Many times, an interrogation will last hours, during which time the person may be denied food, sleep or even the use of the bathroom by interrogators. This was the case in 1999 when Keith Zinetti was charged with his wife’s murder after a 38-hour sleepless interrogation in Prince Georges County, Maryland. After spending eight months in jail, he was finally exonerated for the crime.

But the Prince George County Police Department’s troubles were only beginning. Zinetti’s interrogation was one of four that were investigated. In the investigation of the four suspects who were charged with murder, it was found three of them had been denied their right to counsel, all of them had been threatened or intimidated during the interrogation, all of the interrogations lasted for 11 hours or more and, in all of the cases, the confession of the suspect was the major evidence used by the department. All four suspects have since been exonerated. April Witt of The Washington Post reported in 2001 that some Prince Georges lawyers, to include country prosecutors, had stated that interrogation-room abuse was routine.

In dissent to the ruling of the court, Justice Sotomayor, Justice Stevens, Justice Ginsberg and Justice Breyer correctly state: “The Court concludes today that a criminal suspect waives his right to remain silent if, after sitting tacit and uncommunicative through nearly three hours of police interrogation, he utters a few one-word responses. The Court also concludes that a suspect who wishes to guard his right to remain silent against such a finding of ‘waiver’ must, counter-intuitively, speak – and must do so with sufficient precision to satisfy a clear-statement rule that construes ambiguity in favor of the police.”

But it is in this portion that these dissenting justice’s bring home the tactics that will allow this to continue: “Thompkins’ non-responsiveness is particularly striking in the context of the officers’ interview strategy, later explained as conveying to Thompkins that ‘this was his opportunity to explain his side [of the story]’ because ‘[e]verybody else, including [his] co-[d]efendants, had given their version,’ and asking him ‘[w]ho is going to speak up for you if you don’t speak up for yourself?’ Id., at 10a, 21a. Yet, Helgert confirmed that the “only thing [Thompkins said] relative to his involvement [in the shooting]” occurred near the end of the interview – i.e., in response to the questions about God. Id., at 10a-11a (emphasis added). The only other responses Helgert could remember Thompkins giving were that “‘[h]e didn’t want a peppermint'” and “‘the chair that he was sitting in was hard.'” Id., at 152a. Nevertheless, the Michigan court concluded on this record that Thompkins had not invoked his right to remain silent because ‘he continued to talk with the officer, albeit sporadically,’ and that he voluntarily waived that right. App. to Pet. for Cert. 75a.”

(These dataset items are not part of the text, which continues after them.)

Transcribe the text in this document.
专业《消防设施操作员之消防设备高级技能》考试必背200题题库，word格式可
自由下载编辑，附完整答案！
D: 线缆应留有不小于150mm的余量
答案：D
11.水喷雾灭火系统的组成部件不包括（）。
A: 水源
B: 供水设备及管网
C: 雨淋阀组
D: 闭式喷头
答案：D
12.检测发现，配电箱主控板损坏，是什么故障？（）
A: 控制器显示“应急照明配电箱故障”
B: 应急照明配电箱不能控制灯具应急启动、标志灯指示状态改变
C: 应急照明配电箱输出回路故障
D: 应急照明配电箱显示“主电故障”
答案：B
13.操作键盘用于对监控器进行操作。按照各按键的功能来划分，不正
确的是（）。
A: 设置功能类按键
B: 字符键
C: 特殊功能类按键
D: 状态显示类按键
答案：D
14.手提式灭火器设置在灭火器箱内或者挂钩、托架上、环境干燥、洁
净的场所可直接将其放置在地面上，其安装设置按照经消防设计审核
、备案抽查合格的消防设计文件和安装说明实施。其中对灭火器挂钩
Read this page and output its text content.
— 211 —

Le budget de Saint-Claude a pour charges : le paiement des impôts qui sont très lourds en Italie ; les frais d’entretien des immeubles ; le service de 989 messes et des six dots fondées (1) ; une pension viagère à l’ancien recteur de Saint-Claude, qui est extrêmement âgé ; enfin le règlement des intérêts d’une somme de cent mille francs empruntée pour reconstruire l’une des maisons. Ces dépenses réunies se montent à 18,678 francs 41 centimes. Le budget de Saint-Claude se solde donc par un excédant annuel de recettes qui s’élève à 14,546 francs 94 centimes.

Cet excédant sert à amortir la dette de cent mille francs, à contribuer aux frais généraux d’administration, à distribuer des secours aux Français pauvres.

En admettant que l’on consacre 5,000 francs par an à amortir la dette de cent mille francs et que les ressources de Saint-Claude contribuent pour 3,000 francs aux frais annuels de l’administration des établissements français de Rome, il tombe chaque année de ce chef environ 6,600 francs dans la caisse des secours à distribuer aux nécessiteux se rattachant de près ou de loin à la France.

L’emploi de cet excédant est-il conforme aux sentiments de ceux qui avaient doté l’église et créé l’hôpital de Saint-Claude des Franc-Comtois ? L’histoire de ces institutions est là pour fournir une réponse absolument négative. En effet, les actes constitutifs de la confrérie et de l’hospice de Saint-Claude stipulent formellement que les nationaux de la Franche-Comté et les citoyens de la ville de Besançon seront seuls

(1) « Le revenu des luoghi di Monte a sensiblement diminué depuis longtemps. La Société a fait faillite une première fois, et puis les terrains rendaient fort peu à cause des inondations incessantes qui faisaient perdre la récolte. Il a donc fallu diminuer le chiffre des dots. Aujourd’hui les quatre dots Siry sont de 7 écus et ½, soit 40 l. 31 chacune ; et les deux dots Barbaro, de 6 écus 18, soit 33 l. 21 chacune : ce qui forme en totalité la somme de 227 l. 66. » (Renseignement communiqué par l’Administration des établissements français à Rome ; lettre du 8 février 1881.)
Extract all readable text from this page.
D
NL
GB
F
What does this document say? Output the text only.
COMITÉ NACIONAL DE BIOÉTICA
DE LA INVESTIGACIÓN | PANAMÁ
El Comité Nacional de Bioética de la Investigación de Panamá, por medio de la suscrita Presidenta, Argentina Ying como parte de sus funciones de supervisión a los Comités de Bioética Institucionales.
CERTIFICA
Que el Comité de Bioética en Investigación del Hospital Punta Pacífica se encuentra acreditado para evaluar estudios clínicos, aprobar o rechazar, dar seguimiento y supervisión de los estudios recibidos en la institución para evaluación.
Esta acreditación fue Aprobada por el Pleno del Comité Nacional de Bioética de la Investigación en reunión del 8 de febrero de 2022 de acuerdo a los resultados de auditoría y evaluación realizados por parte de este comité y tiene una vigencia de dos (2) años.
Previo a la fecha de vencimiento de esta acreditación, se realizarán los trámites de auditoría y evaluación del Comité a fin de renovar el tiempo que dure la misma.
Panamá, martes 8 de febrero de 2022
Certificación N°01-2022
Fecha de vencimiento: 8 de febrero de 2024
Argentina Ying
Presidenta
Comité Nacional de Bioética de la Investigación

By engaging Thompkins in meaningless dialog, such as asking if he wanted a mint, it gives law enforcement legal cover that the person has waived his/her right to remain silent during an interrogation.

The court’s opinion and judgment is clear in this case: weaken Miranda. If you are ever arrested, you must now specifically state to the officer immediately that you do indeed invoke your right to counsel and to remain silent. You must then restate this over and over to every investigator, every clerk and every official. If you don’t, law enforcement is simply able to interrogate you for as long as they please and, as I’ve shown, they will do exactly that.